シーン12
――???年前?――
「……は? こんやくしゃ?」
自分のベッドのふちに腰かけた少年――晴夜が、隣に並んで座る少女の顔を困惑した様子で見つめる。
「そうだよ、僕と晴夜くんは今から婚約者になるの……いいでしょ?」
四季という名の少女は一生懸命にねだるような瞳で晴夜を見返してくる、どうして突然にそうなるなかが、晴夜にはまったく分からない。
「婚約って大人になったら結婚しようって約束だよね? でも、俺達まだ小学生だよ四季ちゃん?」
「子供の頃の婚約者だっているよっ!」
幼い頃からの許嫁という言葉は漫画とかアニメでは偶に聞く言葉だし、まだ小学二年の晴夜にもその意味は分かる。 しかし、現実の日本でそういう存在があるのかないのかという判断をするには晴夜も、それに四季もまだ世界を知ってはいなかった。
「いいでしょ!?」
お互いの顔が触れ合いそうになるまで近づけてくるのに、晴夜は顔を赤らめてしまうい、思わず身体をずらし彼女と距離を取った。 その少年の行動に少女は落胆した表情となり、「……もしかして僕の事が嫌いなの?」と俯く。
「き……嫌いなわけないだろ? で、でもさ……いきなりその……婚約とかって言われたってさ……」
結婚するという事は、好きな男と女同士がお父さんとお母さんになるという程度の認識であっても、それは決して軽々しい事ではないと漠然とは感じてもいた。 しかし、結婚というものの綺麗な面は思い描けても、夫婦仲が険悪にあり離婚というような負の部分を想像は出来ない。

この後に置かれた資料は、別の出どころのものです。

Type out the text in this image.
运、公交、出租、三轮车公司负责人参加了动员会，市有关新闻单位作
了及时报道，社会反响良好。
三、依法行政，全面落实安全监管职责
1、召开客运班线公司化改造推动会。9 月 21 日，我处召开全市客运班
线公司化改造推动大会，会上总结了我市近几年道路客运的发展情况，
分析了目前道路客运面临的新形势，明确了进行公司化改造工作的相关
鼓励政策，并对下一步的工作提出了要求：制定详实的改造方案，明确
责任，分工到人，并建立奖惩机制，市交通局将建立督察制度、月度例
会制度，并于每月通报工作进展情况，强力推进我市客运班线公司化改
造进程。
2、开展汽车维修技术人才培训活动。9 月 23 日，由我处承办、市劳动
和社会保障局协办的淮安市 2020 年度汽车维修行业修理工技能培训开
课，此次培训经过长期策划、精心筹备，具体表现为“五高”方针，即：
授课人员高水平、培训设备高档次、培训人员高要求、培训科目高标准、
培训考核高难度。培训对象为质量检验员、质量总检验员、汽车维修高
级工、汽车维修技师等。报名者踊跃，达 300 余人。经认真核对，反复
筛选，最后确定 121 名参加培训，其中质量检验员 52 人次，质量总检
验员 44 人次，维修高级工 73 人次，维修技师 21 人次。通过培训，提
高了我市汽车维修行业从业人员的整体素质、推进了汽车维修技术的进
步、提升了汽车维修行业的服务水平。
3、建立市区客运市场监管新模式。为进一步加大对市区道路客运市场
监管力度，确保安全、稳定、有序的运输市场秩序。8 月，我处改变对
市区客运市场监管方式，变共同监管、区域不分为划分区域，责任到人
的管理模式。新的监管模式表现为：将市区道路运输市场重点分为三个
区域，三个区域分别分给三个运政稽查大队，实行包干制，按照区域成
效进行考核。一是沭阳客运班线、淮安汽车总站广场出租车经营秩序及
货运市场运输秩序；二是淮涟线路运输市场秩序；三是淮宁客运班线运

「……あ、ごめんね、そうだよね。 いきなり言っても晴夜くんだって困るよね……」
四季の表情はまるで初めて出会った頃、両親の事を思い出してしまった時のよう寂しげだった。 その意味するところは分からなくても、晴夜には彼女が遊び半分でなく真剣に想っているのだとは理解出来た。
だから、「……ねえ、少しだけ考えていいかな?」と言った。
「……え?」
「きっと四季ちゃんも真剣に考えて俺に言ったんだよね? だから俺もちゃんと考えて答えなくちゃって……そう思ったから……」
沈んでいた少女の表情に明るさが戻ってくる。 不安は消え去ったわけではないのだが、この少年が自分の想いに真剣に向き合ってくれた事だけは分かり、それが単純に嬉しかったのだ。
だから、「うん!」と明るい声で頷いたのだった……。
それからは俺は子供なりに一生懸命に考えた、自分が四季の事をどう思っているのか……もちろん、好きなのは間違いない。 でも、それは春香や立夏に対してだってそうなんだ、みんな大好きな友達だったんだから……。
でも、ずっと考え続けて俺は気が付いた……四季に対する好きという気持ちと、春香や立夏に対するそれが少し違っているような気がした。
具体的にはどういうことなのかは、この時の俺には……いや、今だって分からない。
ただ、間違いなく星空 四季という女の子は俺にとっては他の子とは少し違う存在だったんだと。
もっとも、これも単なる子供の妄想や思い込みだったのかも知れないとも思う……でも、きっと真実は永遠に分からないだろう。
分かっているのは、俺は四季に対して子供なりに真剣に考えた”答え”を、一週間後に伝えたという事だけだ……。